Data volume: 3,289,329 people.
Data acquisition tool: Distributed Python crawler
Analysis tool: ElasticSearch + Kibana
Analysis angle: geographical location, gender ratio, all kinds of rankings, universities, active level.
Please note:
All of the following analysis results are based on the personal information of the 3 million users I crawl, non-authoritative analysis, for informational purposes only.
Data capture time is July 2017, user data will change over time, so the report has a certain timeliness.
Blue for boys, red for girls. The specific data are:
Male: 1,202,234, accounting for 51.55%.
Female: 1,129,874, accounting for 48.45%.
Where do you know the people are?
Take a look at the whole country (global?) There are places where people are playing to know:
It can be seen that users of secondary school users occupy a majority, other such as product managers, programmers, operations, HR number is also many. Let's take a look at the specific rankings (top 10):
It can be seen that the number of "students" in the user is the most dominant, we remove the "students", to see the serious professional rankings:
Gender distribution in mainstream occupations:
The inner circle of the pie chart above represents the proportion of the leading occupations in the top 10, with the outer ring representing the proportion of men and women in the profession, blue for men and red for females. We then use a histogram to indicate:
After reading the gender distribution of each occupation, we then use a heat force chart to observe the distribution of the major occupations (top five) in each region, the darker the color, the more people represent the occupation in the area:
Here I take the convenience of the display, remove the product manager, you just need to know that the product manager is the largest number of people everywhere ... Do not understand why so many product managers, may be to facilitate the promotion of their products?
We will then list the detailed weighting:
The results shown above are not necessarily accurate, and there may be a large percentage of students who do not fill out their own schools. Only can be seen from the active university users from large to small in turn: Zhejiang University, Wuhan University, Huazhong Science and Technology, Zhongshan University, Peking University, Shanghai Jiaotong University, Fudan University, Nanjing, Sichuan University, Tsinghua.

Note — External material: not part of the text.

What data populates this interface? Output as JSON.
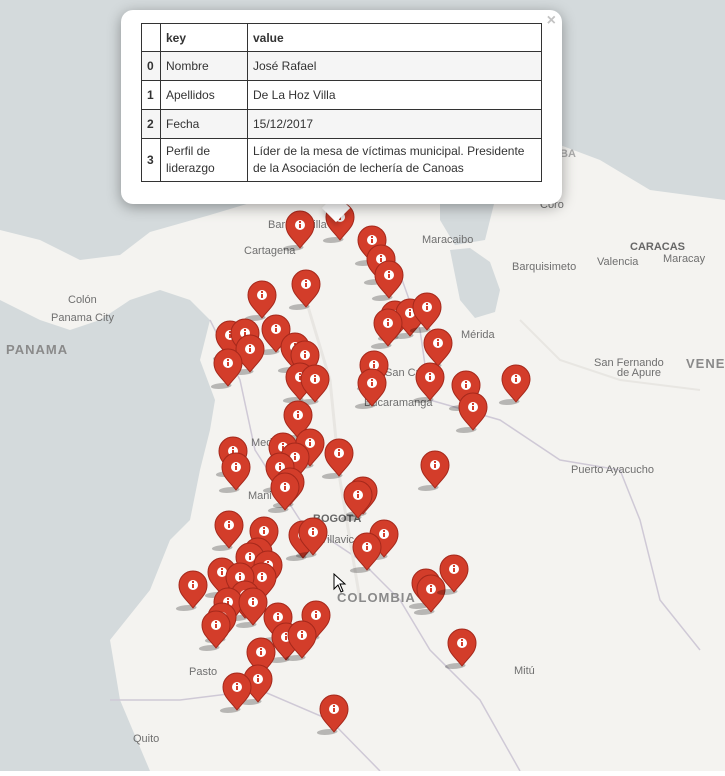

Since the analysis to the school, we look at the ratio of male and female colleges and universities, hehe.
Found an interesting phenomenon, the majority of colleges and universities are boys playing the know ...
Then look at which colleges and universities are getting the most praise:
Beijing plays the most high-learning universities in order: Peking University, China University of Posts and Telecommunications, Communication University, Renmin College, Tsinghua.

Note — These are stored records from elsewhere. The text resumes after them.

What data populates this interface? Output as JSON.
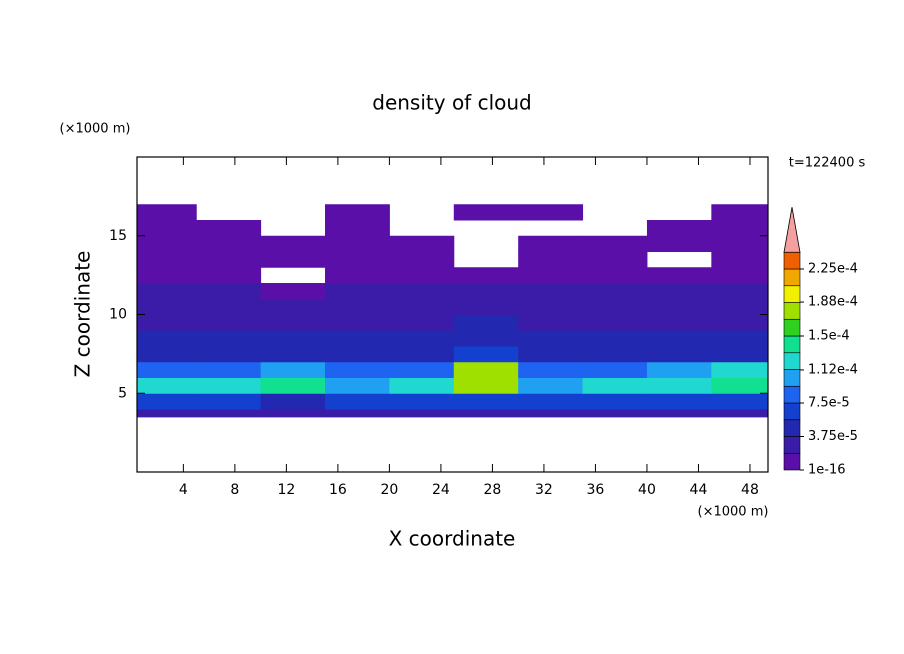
{
  "chart_data": {
    "type": "contour",
    "title": "density of cloud",
    "xlabel": "X coordinate",
    "ylabel": "Z coordinate",
    "xunit": "(×1000 m)",
    "yunit": "(×1000 m)",
    "time_label": "t=122400 s",
    "xlim": [
      0.4,
      49.4
    ],
    "ylim": [
      0,
      20
    ],
    "xticks": [
      4,
      8,
      12,
      16,
      20,
      24,
      28,
      32,
      36,
      40,
      44,
      48
    ],
    "yticks": [
      5,
      10,
      15
    ],
    "x_edges": [
      0,
      5,
      10,
      15,
      20,
      25,
      30,
      35,
      40,
      45,
      50
    ],
    "z_edges": [
      3.5,
      4,
      5,
      6,
      7,
      8,
      9,
      10,
      11,
      12,
      13,
      14,
      15,
      16,
      17
    ],
    "values": [
      [
        2e-05,
        2e-05,
        2e-05,
        2e-05,
        2e-05,
        2e-05,
        2e-05,
        2e-05,
        2e-05,
        2e-05
      ],
      [
        6e-05,
        7e-05,
        5e-05,
        6e-05,
        6e-05,
        7e-05,
        6e-05,
        6e-05,
        6e-05,
        6e-05
      ],
      [
        0.00012,
        0.00013,
        0.00014,
        0.00011,
        0.00012,
        0.00017,
        0.00011,
        0.00012,
        0.00013,
        0.00014
      ],
      [
        9e-05,
        9e-05,
        0.0001,
        8e-05,
        9e-05,
        0.00018,
        9e-05,
        9e-05,
        0.0001,
        0.00012
      ],
      [
        5e-05,
        5e-05,
        4.5e-05,
        5e-05,
        5e-05,
        6e-05,
        5e-05,
        5e-05,
        5e-05,
        5e-05
      ],
      [
        4e-05,
        4e-05,
        3.8e-05,
        4e-05,
        4e-05,
        4.5e-05,
        4e-05,
        4e-05,
        3.8e-05,
        4e-05
      ],
      [
        3e-05,
        3e-05,
        3e-05,
        3e-05,
        3.5e-05,
        4e-05,
        3.5e-05,
        3e-05,
        3e-05,
        3e-05
      ],
      [
        2.5e-05,
        2.5e-05,
        2e-05,
        2.5e-05,
        2.5e-05,
        3e-05,
        2.5e-05,
        2e-05,
        2.5e-05,
        2.5e-05
      ],
      [
        2e-05,
        2e-05,
        1.8e-05,
        2e-05,
        2e-05,
        2e-05,
        2e-05,
        2e-05,
        2e-05,
        2e-05
      ],
      [
        1.5e-05,
        1.5e-05,
        null,
        1.5e-05,
        1.5e-05,
        1.5e-05,
        1.5e-05,
        1.5e-05,
        1.5e-05,
        1.5e-05
      ],
      [
        1e-05,
        1e-05,
        1e-05,
        1e-05,
        1e-05,
        null,
        1e-05,
        1e-05,
        null,
        1e-05
      ],
      [
        1e-05,
        1e-05,
        1e-05,
        1e-05,
        1e-05,
        null,
        1e-05,
        1e-05,
        1e-05,
        1e-05
      ],
      [
        5e-06,
        5e-06,
        null,
        5e-06,
        null,
        null,
        null,
        null,
        5e-06,
        5e-06
      ],
      [
        5e-06,
        null,
        null,
        5e-06,
        null,
        5e-06,
        5e-06,
        null,
        null,
        5e-06
      ]
    ],
    "colorbar": {
      "levels": [
        1e-16,
        1.875e-05,
        3.75e-05,
        5.625e-05,
        7.5e-05,
        9.375e-05,
        0.0001125,
        0.00013125,
        0.00015,
        0.00016875,
        0.0001875,
        0.00020625,
        0.000225,
        0.00024375
      ],
      "colors": [
        "#5a10a8",
        "#3a1ca8",
        "#2228b0",
        "#1440d0",
        "#1e64f0",
        "#20a0f0",
        "#20d8d0",
        "#10e090",
        "#30d020",
        "#a0e000",
        "#f0f000",
        "#f0a800",
        "#f06000"
      ],
      "extend_color": "#f4a0a0",
      "ticks": [
        {
          "value": 1e-16,
          "label": "1e-16"
        },
        {
          "value": 3.75e-05,
          "label": "3.75e-5"
        },
        {
          "value": 7.5e-05,
          "label": "7.5e-5"
        },
        {
          "value": 0.000112,
          "label": "1.12e-4"
        },
        {
          "value": 0.00015,
          "label": "1.5e-4"
        },
        {
          "value": 0.000188,
          "label": "1.88e-4"
        },
        {
          "value": 0.000225,
          "label": "2.25e-4"
        }
      ]
    }
  }
}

Shanghai's most popular colleges and universities are: Shanghai Jiaotong University, Fudan University, Tongji University, Shanghai universities, Shanghai Finance and Economics University.
Hangzhou to play the most high-tech colleges and universities are: Zhejiang University, Zhejiang Polytechnic University, Hangzhou University of Technology, Zhejiang Universities, Computer science, Zhejiang University, software engineering. Zhejiang University is a heavy user ah ...
Ranked in order are: Wuhan University, Zhejiang University, Sun Yat-sen University, South China Institute of Technology, Peking University, Huazhong University of Science and Technology, Shanghai Jiao Northwest.
Well, the analysis of the university is over, let's take a look at the various rankings of users.
100-bit large V with the highest number of likes
The larger the word morphemes cloud, the more likes you receive:
Let's take a histogram and look at it together:
Shu greatly undisputed to get first place, 360+, horror. Next is pawn, tang deficiency, vczh, fat fat cat, Zhu Yu, Seasee youl, Ze ran, ghost wood knowledge, beans. The top five of the total number of people who have been praised are writers (Shu and Tang), and it seems that the writer is still very popular in knowing how to answer the questions, and the ability to express is an important support for the recognition of the views.
100-bit large V with most followers
The bigger the word cloud, the more followers, see if you are familiar with the Big V? :
Also, we look at the histogram with a graph:
The specific rankings are:
The answer to the question of the most 10-bit large v from large to small in order: Vczh, Li Dong, Zhao Gang, another sock, a universal, M3 small mushrooms, Kun yu, White cat turn wind, Yskin, anus pulled out a chainsaw. Microsoft's job seems to be very busy, see wheel Brother (Vczh) all day brush know ...
Let's add the number of likes that these users have to know, and see if there's any connection between the number of questions answered and the number of likes received:
Let's see how many live they have participated in:
Most of that big V unexpectedly participated in the 1600+ field live, really has the energy and the money, haha.
Incoming groups: 125240963
A senior programmer with a monthly salary of 30k crawls millions of users with Python! and data Analysis!